It seems that those haiku that have an inherently melodious quality are the most expressive and contain the most felt-depth. Robert Spiess
Experienced poets use a concentrated blend of sound and imagery to evoke an emotional response in readers. The effective use of sounds devices, such as alliteration, assonance, and consonance, can convey and reinforce the meaning, imagery, or experience of poetry, and the most important thing about using sound devices is that poets should not "call attention" to themselves by strained usage.

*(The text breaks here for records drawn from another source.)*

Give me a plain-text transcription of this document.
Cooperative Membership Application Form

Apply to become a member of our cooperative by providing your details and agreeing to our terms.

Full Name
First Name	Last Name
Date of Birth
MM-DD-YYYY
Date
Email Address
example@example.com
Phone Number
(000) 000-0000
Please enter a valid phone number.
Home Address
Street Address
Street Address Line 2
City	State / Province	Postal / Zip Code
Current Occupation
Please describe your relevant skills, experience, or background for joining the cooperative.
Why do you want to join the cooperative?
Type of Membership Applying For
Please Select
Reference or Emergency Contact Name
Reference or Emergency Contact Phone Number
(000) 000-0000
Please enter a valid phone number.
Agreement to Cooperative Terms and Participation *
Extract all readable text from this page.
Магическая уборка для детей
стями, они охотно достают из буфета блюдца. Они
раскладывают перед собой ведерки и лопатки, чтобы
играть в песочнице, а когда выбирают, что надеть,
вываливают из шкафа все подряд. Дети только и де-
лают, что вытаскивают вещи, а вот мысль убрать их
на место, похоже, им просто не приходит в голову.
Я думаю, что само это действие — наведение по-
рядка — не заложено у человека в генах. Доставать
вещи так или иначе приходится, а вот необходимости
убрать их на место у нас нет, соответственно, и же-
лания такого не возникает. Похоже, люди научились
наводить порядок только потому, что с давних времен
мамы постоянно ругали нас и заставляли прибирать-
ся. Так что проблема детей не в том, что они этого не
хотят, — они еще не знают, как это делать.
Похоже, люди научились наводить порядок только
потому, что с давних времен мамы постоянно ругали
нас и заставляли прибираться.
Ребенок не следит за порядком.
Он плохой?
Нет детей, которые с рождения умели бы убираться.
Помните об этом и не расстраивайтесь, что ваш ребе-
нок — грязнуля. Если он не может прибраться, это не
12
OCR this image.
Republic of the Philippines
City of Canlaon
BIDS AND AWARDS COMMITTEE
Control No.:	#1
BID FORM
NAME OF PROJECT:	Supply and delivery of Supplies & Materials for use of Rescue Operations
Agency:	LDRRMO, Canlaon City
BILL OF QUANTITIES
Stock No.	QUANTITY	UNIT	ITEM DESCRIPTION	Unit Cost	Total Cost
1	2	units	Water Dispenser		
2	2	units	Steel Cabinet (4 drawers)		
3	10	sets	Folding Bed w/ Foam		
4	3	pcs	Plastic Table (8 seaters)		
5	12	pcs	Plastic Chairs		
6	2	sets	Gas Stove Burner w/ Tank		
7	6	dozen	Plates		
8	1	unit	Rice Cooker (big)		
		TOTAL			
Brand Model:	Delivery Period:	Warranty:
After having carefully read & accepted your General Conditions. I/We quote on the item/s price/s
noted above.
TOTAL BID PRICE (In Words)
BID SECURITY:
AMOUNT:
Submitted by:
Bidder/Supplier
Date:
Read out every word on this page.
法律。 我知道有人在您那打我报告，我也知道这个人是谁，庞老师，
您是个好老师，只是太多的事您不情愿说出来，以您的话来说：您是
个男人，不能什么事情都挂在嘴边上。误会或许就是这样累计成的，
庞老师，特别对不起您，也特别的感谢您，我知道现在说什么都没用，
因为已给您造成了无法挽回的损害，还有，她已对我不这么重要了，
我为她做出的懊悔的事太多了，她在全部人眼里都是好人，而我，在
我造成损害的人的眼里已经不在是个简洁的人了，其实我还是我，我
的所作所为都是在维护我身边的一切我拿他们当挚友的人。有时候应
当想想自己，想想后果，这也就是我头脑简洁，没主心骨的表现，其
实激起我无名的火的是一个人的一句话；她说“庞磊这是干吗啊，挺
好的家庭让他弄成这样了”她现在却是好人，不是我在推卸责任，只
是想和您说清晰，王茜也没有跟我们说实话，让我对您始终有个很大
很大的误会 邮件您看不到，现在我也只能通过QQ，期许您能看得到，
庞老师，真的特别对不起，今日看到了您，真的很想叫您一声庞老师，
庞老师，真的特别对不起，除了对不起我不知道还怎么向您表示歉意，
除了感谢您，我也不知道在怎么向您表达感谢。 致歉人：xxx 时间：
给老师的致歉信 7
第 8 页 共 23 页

Below are the examples of haiku in which alliteration is effectively employed:
The life behind the one
I think I‘m living --
daylily pollen in wind
Marjorie Buettner's comment: ...The alliteration and rhythm of the first two lines complement the action evident in the third line. Both sections of this haiku reflect each other in a deep and resonate way. What is the life behind the one we think we are living? What a deeply felt introductory line which touches the heart immediately. The concluding third line completes the haiku with an image of resonating depth: daylily pollen in wind. It is not just any pollen but daylily pollen that blooms for only one day....
the swallow swoops
barely rippling the canal’s surface
-- perfect kill
Jared Stahl's Comment: The first line, “the swallow swoops,” is a great opener. The alliteration of the ‘SW’s’ works really well in helping to visualize the bird fly down to catch its prey....
hole in the stone wall
a perfect frame
Nathaniel B. Gach
Ruth Yarrow's Comment: The "aw" alliteration in "autumn afternoon" and the "oh" sounds in "hole in the stone wall" are a perfect frame for the feeling of appreciating beautify that pervades this haiku.